While scattered incidents of players taking pay to play hockey occurred as early as the 1890s, those found to have done so were banned from playing in the amateur leagues which dominated the sport. By 1902, the Western Pennsylvania Hockey League was the first to employ professionals. The league joined with teams in Michigan and Ontario to form the first fully professional league—the International Professional Hockey League IPHL—in 1904. The WPHL and IPHL hired players from Canada; in response, Canadian leagues began to pay players who played with amateurs. The IPHL, appearance off from its largest mention of players, disbanded in 1907. By then, several professional hockey leagues were operating in Canada with leagues in Manitoba, Ontario and Quebec.

In 1910, the National Hockey Association NHA was formed in Montreal. The NHA would further make adjustments to the rules: dropping the rover position, dividing the game into three 20-minute periods and introducing minor and major penalties. After re-organizing as the National Hockey League in 1917, the league expanded into the United States, starting with the Boston Bruins in 1924.
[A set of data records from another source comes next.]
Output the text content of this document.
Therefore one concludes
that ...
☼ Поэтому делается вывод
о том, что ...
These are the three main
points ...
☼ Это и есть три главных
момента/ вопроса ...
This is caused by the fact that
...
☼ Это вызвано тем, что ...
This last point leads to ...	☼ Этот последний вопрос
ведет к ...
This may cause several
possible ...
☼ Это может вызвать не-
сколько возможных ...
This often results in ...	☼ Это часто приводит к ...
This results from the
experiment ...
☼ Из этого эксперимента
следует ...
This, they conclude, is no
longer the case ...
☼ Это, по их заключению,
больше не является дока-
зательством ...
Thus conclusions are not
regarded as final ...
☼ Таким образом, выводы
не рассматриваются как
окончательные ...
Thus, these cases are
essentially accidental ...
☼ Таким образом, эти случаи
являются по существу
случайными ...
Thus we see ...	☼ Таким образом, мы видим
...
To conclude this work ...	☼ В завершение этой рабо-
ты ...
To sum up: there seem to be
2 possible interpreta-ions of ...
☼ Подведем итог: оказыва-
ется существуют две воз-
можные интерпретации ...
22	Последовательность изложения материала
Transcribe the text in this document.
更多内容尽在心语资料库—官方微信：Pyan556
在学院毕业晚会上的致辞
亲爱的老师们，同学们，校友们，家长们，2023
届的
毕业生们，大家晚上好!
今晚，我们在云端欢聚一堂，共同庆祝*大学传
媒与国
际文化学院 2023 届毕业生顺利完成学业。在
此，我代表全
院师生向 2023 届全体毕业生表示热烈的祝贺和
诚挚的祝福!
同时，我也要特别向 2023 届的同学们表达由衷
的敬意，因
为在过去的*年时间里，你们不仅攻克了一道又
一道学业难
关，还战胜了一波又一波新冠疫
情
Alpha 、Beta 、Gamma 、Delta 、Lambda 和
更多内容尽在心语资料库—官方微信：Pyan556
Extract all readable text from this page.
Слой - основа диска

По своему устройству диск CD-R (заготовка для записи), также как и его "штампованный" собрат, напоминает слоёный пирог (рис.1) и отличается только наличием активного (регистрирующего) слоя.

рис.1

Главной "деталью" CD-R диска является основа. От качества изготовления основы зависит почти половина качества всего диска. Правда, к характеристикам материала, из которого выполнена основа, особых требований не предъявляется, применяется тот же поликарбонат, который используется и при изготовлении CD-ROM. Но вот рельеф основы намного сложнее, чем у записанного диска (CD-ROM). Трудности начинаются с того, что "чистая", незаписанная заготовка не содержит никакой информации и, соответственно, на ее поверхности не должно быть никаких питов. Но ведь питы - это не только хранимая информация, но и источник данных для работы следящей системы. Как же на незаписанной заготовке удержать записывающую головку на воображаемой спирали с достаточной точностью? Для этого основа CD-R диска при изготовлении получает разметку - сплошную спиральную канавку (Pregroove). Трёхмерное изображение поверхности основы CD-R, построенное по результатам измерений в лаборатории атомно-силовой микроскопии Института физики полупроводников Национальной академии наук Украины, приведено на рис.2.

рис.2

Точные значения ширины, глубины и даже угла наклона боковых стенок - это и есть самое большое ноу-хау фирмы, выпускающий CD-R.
Professional hockey leagues developed later in Europe, but amateur leagues main to national championships were in place. One of the first was the Swiss National League A, founded in 1916. Today, professional leagues have been introduced in most countries of Europe. Top European leagues put the Kontinental Hockey League, the Czech Extraliga, the Finnish Liiga and the Swedish Hockey League.